I named her Kafka because I read dogs like names with a vowel at the end. I looked at my bookshelf and saw Franz’s paperback. She was no nightmare though. The dog was all love and play. Half husky, half lab, and all bush. She needed to be outside. She needed to pull. She needed to run and tug. And she needed to feel like a vital part of the pack.

She also loved popcorn. And caribou bones. Kafka talked to us with her collar, shaking her tags when she needed to communicate. We took her everywhere. We put her in a dress (she was my size) for our wedding invite. She was the first kid’s baby play mat. She stayed outside the baby’s door during naps. I was seriously thinking of making a dog hair sweater from her never-ending undercoat. Or a hat. I wish I had.

At age 14 she fell apart. Her hearing went. Her hips went. Her mind went. And we cried. I sobbed for three months after she died. I swore I could still hear her shake her tags in the middle of the night.

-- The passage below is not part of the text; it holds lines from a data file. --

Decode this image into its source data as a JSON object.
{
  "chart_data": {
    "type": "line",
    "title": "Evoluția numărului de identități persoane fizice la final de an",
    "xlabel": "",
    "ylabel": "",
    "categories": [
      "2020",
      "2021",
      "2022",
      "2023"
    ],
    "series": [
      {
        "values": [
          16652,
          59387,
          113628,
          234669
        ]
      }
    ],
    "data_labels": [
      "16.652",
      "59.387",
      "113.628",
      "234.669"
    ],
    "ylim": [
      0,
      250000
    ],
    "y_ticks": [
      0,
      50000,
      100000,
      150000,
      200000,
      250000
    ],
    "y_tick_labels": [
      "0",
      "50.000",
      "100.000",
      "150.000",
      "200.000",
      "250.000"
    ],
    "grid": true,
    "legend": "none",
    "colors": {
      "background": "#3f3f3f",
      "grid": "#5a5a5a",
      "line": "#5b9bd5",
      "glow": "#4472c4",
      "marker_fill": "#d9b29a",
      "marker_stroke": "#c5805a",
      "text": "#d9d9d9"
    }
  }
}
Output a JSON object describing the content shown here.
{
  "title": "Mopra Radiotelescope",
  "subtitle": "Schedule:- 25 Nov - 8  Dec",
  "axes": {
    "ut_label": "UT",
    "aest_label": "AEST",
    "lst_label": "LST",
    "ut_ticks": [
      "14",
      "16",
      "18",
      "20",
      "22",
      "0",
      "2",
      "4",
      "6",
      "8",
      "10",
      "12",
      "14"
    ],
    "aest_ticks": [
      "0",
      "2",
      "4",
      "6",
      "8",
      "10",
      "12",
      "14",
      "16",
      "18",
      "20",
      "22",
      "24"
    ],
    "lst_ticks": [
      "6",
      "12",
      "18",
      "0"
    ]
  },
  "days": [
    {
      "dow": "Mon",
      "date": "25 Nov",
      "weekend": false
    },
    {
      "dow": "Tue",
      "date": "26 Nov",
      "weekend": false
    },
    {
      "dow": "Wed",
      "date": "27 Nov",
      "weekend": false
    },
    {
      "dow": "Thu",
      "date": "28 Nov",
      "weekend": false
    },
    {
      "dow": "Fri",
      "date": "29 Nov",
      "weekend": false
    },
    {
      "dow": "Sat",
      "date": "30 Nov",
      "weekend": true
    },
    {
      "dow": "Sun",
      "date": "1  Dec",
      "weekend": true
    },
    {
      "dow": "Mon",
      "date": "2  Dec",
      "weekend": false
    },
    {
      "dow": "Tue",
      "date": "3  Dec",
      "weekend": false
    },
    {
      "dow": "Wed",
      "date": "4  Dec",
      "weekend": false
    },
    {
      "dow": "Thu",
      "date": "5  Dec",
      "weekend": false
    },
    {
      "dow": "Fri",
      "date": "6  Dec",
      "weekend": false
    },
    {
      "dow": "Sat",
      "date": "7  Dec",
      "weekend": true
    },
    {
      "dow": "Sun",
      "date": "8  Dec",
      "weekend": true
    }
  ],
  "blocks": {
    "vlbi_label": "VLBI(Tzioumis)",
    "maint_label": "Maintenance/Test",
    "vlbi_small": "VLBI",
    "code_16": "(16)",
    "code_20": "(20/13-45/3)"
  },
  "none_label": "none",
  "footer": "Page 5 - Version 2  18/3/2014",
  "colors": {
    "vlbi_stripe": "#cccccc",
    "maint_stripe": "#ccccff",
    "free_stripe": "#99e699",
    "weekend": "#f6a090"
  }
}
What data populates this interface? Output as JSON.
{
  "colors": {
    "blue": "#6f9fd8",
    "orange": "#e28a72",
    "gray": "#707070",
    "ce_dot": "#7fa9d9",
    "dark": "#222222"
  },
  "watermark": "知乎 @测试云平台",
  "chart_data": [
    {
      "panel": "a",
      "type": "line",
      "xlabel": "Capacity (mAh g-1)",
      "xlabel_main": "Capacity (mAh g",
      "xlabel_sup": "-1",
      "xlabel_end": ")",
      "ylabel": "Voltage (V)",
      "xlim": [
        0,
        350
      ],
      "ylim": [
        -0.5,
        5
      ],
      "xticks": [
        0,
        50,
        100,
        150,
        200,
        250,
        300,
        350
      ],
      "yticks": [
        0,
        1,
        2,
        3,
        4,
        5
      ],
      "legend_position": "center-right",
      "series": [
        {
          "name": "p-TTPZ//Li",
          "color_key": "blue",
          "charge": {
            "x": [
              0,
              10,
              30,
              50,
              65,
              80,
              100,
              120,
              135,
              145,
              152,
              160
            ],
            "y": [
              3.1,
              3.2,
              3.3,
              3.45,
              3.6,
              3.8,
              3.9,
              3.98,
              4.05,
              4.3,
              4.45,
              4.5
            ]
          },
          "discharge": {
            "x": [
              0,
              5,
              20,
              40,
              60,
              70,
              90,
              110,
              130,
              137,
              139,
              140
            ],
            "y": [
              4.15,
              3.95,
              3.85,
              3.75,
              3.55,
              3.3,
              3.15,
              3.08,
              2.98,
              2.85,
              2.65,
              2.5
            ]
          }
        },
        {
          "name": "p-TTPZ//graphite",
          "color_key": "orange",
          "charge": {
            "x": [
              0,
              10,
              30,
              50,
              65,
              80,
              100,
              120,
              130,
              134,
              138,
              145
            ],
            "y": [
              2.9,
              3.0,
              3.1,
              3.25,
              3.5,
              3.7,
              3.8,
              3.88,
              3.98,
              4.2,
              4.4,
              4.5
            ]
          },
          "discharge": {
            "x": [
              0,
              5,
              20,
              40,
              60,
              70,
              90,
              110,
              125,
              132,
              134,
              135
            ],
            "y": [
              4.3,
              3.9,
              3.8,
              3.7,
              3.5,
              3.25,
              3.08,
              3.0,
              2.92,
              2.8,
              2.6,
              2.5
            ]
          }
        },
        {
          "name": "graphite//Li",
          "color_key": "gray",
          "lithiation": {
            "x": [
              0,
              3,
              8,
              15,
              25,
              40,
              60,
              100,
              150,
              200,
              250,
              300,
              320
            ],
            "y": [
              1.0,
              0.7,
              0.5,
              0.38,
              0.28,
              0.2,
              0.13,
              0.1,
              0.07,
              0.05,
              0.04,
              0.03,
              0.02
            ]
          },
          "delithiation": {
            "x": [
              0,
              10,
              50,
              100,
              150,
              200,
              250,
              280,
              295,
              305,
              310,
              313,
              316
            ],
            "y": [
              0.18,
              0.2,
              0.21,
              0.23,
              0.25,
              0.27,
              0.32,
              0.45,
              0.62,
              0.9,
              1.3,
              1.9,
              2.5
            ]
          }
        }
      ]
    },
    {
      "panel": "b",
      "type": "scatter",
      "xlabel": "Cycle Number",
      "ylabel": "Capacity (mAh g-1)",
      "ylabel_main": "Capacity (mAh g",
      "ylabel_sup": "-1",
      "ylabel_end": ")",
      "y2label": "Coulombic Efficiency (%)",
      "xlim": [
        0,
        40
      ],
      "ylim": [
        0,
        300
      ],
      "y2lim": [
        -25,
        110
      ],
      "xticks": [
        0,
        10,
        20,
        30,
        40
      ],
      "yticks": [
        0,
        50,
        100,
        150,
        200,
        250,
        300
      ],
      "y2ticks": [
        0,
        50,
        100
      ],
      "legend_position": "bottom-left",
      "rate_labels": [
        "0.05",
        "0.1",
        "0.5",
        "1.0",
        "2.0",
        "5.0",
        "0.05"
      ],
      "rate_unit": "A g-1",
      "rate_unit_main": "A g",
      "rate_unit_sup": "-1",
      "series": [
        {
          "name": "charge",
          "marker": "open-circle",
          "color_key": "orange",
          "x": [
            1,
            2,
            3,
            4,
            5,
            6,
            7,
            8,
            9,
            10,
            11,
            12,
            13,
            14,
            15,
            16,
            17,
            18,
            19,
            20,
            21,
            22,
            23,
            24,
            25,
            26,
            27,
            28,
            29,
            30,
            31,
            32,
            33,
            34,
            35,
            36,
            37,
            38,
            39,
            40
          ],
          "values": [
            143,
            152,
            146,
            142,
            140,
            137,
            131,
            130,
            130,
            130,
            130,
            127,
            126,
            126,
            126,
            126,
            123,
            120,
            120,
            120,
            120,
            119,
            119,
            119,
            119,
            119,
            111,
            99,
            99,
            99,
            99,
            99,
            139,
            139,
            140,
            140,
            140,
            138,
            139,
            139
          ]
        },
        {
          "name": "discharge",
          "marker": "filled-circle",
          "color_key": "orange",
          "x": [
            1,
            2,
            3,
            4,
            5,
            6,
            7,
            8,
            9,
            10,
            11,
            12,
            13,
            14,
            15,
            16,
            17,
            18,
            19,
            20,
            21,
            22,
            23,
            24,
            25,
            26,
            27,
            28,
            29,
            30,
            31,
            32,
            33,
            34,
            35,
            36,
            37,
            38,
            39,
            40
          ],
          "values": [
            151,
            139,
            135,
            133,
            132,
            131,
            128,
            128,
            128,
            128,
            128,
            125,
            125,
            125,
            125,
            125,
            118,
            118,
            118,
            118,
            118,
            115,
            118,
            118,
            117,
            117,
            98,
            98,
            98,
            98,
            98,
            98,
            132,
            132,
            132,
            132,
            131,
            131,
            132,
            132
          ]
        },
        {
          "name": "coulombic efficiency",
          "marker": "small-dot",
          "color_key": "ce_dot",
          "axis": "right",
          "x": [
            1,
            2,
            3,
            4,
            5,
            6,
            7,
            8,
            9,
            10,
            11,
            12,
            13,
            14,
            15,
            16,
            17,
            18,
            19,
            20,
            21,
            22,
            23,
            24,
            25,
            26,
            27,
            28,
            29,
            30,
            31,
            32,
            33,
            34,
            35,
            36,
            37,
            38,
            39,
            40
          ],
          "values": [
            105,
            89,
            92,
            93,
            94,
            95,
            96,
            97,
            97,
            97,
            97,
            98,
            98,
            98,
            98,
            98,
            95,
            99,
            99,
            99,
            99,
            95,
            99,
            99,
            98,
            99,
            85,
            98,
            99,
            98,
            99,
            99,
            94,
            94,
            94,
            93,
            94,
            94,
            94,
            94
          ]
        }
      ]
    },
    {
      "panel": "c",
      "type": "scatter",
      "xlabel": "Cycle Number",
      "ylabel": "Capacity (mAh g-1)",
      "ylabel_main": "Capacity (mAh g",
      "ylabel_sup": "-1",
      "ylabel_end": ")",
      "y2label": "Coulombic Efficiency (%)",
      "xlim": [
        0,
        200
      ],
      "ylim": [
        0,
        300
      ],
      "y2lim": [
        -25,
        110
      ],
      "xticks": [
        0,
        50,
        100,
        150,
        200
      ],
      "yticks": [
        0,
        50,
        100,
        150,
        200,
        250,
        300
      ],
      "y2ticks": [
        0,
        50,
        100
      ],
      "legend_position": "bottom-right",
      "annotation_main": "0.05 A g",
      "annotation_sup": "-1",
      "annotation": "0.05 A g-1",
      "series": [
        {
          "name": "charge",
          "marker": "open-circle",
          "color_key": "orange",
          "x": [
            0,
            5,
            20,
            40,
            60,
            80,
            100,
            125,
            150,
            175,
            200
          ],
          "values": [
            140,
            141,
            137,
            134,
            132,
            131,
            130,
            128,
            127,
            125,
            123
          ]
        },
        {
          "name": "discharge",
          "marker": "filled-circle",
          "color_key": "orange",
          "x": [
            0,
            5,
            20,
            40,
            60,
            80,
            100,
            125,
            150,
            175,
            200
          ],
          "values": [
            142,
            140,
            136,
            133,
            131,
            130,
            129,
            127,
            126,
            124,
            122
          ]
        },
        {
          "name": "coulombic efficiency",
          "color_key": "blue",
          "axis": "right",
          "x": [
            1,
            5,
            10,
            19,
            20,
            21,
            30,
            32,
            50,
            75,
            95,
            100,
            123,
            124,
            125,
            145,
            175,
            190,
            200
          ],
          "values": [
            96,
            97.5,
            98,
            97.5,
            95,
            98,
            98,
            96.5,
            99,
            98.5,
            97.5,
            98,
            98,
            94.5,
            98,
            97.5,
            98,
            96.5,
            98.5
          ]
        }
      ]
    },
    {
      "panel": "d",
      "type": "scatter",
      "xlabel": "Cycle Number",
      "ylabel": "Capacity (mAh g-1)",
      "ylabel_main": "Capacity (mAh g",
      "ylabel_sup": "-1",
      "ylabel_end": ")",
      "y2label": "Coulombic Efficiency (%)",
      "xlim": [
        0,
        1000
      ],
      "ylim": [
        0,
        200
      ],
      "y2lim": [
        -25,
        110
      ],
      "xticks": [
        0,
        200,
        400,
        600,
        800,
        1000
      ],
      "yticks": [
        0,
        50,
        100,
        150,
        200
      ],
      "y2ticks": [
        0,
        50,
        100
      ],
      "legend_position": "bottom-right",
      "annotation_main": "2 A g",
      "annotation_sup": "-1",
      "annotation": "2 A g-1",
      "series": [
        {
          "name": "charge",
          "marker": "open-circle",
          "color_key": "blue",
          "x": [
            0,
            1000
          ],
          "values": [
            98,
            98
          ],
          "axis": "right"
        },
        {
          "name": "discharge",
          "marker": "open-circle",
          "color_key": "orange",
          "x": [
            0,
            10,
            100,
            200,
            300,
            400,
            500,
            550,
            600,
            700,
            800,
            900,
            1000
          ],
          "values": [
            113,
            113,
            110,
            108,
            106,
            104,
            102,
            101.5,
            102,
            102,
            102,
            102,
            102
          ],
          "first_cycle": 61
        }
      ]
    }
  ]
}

I brought her ashes back home to Inuvik and shook them out near the bypass road. It’s a place she’d hunt for rabbits and drink from puddles.

We couldn’t even think about dogs for years.

Then we met Rocket: a rescue dog from a 24 hour kill shelter in New Mexico.

Everyone who meets him agrees this Kelpie is “special”.

Maybe it’s the way he appears to peer into your soul when he looks at you. Maybe it’s because, despite his ordeal, he is a doll of a dog.

He must have been loved very much early in his life because he is lovely. And so so smart.

A huge network of rescue people helped him get here.

Rocket’s foster fairy god-mothers had a hard time letting him go. I’m glad they did.

Things you forget when you don’t have a dog:

  • Their hugs and love are like a drug. Instant improvement in mental fitness.
  • Walking a lot gets rid of butt fat.
  • Watching dogs play and in Rocket’s case “work” though the natural obstacle course of a mountain forest is a really really fun thing to do.
  • You sleep better with a dog in the house.

So here we are twenty years since our first dog and back in the dog world. I carry little bags with me everywhere. I think it’s a good day when I find a small hair on my toast.

A friend of mine said you can actually “feel” the gratitude from rescue dogs. It’s true. But I really think this dog is rescuing us.